To Slead, Max’s case perfectly illustrates how the recent elevation of the nephrology and urology field to a specialty college will just continue to improve medical knowledge and patient care.
“Having a new college like this means, when there is a diagnosis in question or a problem involving the urinary tract that general practitioners don’t have experience with, we’re a very obvious place to go and the obvious people to ask,” Slead says. “It cuts down a lot on the middlemen. You can go straight to people who have that expertise and can get a diagnosis, and therefore treatment, sooner.”
And for Max, that treatment saved his life.

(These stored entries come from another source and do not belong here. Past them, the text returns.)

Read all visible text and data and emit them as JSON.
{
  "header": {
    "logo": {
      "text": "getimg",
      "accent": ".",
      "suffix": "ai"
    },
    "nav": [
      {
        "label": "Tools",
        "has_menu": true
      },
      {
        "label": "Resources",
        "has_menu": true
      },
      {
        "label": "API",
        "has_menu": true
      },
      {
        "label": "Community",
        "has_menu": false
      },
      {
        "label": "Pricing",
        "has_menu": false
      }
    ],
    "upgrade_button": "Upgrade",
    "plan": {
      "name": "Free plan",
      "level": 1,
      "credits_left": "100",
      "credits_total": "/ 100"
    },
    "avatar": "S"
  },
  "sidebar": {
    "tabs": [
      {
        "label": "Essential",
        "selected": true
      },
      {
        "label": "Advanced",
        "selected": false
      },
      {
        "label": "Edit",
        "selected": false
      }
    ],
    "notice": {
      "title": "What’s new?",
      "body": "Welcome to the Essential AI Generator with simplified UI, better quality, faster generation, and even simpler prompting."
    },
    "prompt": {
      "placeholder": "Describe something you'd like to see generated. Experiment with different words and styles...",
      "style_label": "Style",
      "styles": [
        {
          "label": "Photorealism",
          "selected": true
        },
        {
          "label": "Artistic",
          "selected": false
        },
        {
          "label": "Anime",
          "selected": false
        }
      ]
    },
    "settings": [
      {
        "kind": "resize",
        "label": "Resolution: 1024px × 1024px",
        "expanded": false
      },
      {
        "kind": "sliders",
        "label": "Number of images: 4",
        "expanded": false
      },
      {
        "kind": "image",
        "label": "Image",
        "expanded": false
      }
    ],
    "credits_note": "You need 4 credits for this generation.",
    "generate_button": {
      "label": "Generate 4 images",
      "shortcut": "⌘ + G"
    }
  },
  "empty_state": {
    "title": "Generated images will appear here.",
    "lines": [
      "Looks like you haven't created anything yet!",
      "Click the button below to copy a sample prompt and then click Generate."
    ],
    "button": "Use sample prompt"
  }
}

“Before we could even do the procedure to cauterize the bleeding vessel, we had to dissolve the clot in his bladder,” Slead says. “He was hospitalized here, received a transfusion and had special medicine put into his bladder to dissolve his clot. We then used a combination of techniques to diagnose the main problem, which then required a high level of experience along with specialized equipment to actually perform the procedure to fix it. This is a classic case of why we need urologists and nephrologists.”
Max has an excellent prognosis at this point, Slead says. There’s no guarantee the problem won’t recur, but now everyone knows sclerotherapy will address it. Since recovering from the surgery in January, Max has been a remarkably active and fun pup, the Chins say.
“He’s as healthy as you can get now,” Sylvia Chin says. “He runs around. He plays catch.”
Lenny Chin interjects, “He loves to go outside. He loves everyone. He loves other dogs.”
Sylvia Chin lets a beat of silence pass.
“He’s my buddy,” she says. “He’s Mama’s boy. He waits for me to eat breakfast. He waits for me to go to sleep. I love him.”